Por primera vez entonces percibí con completa claridad la idea de la patria, y mi corazón respondió a ella con espontáneos sentimientos, nuevos hasta aquel momento en mi alma. Hasta entonces la patria se me representaba en las personas que gobernaban la nación, tales como el Rey y su célebre ministro, a quienes no consideraba con igual respeto. Como yo no sabía más historia que la que aprendí en la Caleta, para mí era de ley que debía uno entusiasmarse al oír que los españoles habían matado muchos moros primero, y gran pacotilla de ingleses y franceses después. Me representaba, pues, a mi país como muy valiente; pero el valor que yo concebía era tan parecido a la barbarie como un huevo a otro huevo. Con tales pensamientos el patriotismo no era para mí más que el orgullo de pertenecer a aquella casta de matadores de moros.
Pero en el momento que precedió al combate comprendí todo lo que aquella divina palabra significaba, y la idea de nacionalidad se abrió paso en mi espíritu, iluminándole y descubriendo infinitas maravillas, como el sol que disipa la noche y saca de la oscuridad un hermoso paisaje. Me representé mi país como una inmensa tierra poblada de gentes, todos fraternalmente unidos; me representé la sociedad dividida en familias, en las cuales había esposas que mantener, hijos que educar, hacienda que conservar, honra que defender; me hice cargo de un pacto establecido entre tantos seres para ayudarse y sostenerse contra un ataque de fuera, y comprendí que por todos habían sido hechos aquellos barcos para defender la patria; es decir, el terreno en que ponían sus plantas, el surco regado con su sudor, la casa donde vivían sus ancianos padres, el huerto donde jugaban sus niños, la colonia descubierta y conquistada por sus ascendientes, el puerto donde amarraban su embarcación fatigada del largo viaje, el almacén donde depositaban sus riquezas; la iglesia, sarcófago de sus mayores, habitáculo de sus santos y arca de sus creencias; la plaza, recinto de sus alegres pasatiempos; el hogar doméstico, cuyos antiguos muebles, transmitidos de generación en generación, parecen el símbolo de la perpetuidad de las naciones; la cocina, en cuyas paredes ahumadas parece que no se extingue nunca el eco de los cuentos con que las abuelas amasan la travesura e inquietud de los nietos; la calle, donde se ven desfilar caras amigas; el campo, el mar, el cielo; todo cuanto desde el nacer se asocia a nuestra existencia; desde el pesebre de un animal querido hasta el trono de reyes patriarcales; todos los objetos en que vive prolongándose nuestra alma, como si el propio cuerpo no le bastara.
Yo creía también que las cuestiones que España tenía con Francia o con Inglaterra eran siempre porque alguna de estas naciones quería quitarnos algo, en lo cual no iba del todo descaminado.
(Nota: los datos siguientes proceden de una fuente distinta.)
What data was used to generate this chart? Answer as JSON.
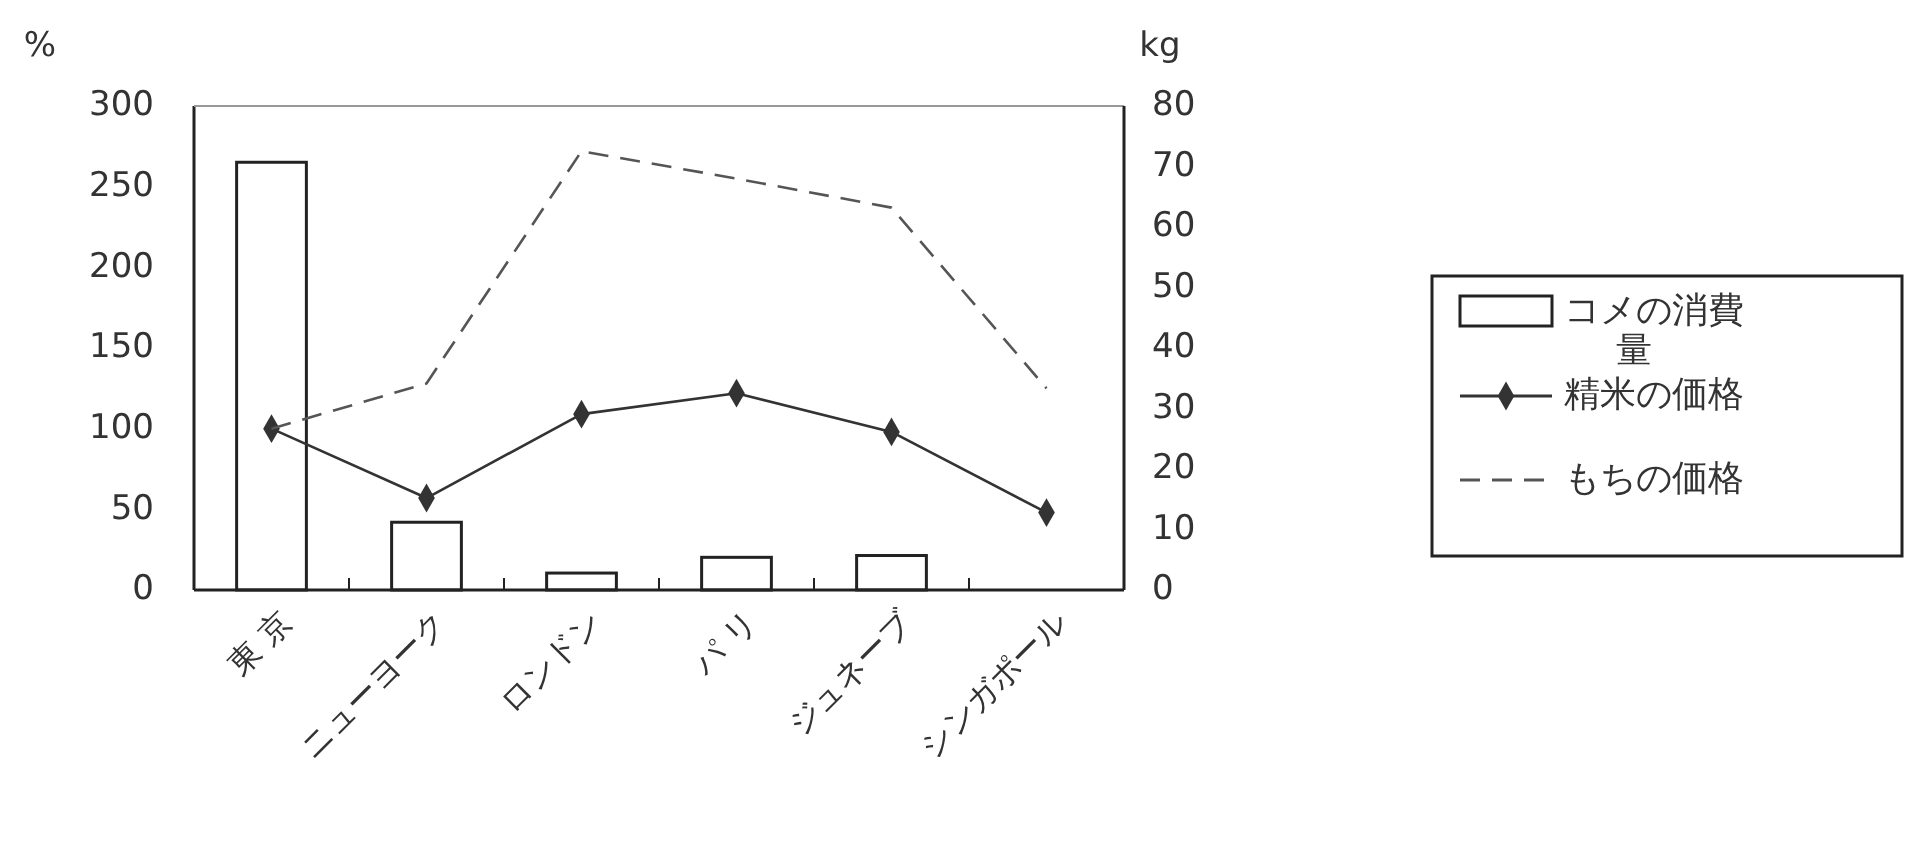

Parecíame, por tanto, tan legítima la defensa como brutal la agresión, y como había oído decir que la justicia triunfaba siempre, no dudaba de la victoria. Mirando nuestras banderas rojas y amarillas, los colores combinados que mejor representan al fuego, sentí que mi pecho se ensanchaba; no pude contener algunas lágrimas de entusiasmo; me acordé de Cádiz, de Véjer; me acordé de todos los españoles, a quienes consideraba asomados a una gran azotea, contemplándonos con ansiedad; y todas estas ideas y sensaciones llevaron finalmente mi espíritu hacia Dios, a quien dirigí una oración que no era padrenuestro ni avemaría, sino algo nuevo que a mí se me ocurrió entonces. Un repentino estruendo me sacó de mi arrobamiento, haciéndome estremecer con violentísima sacudida. Había sonado el primer cañonazo.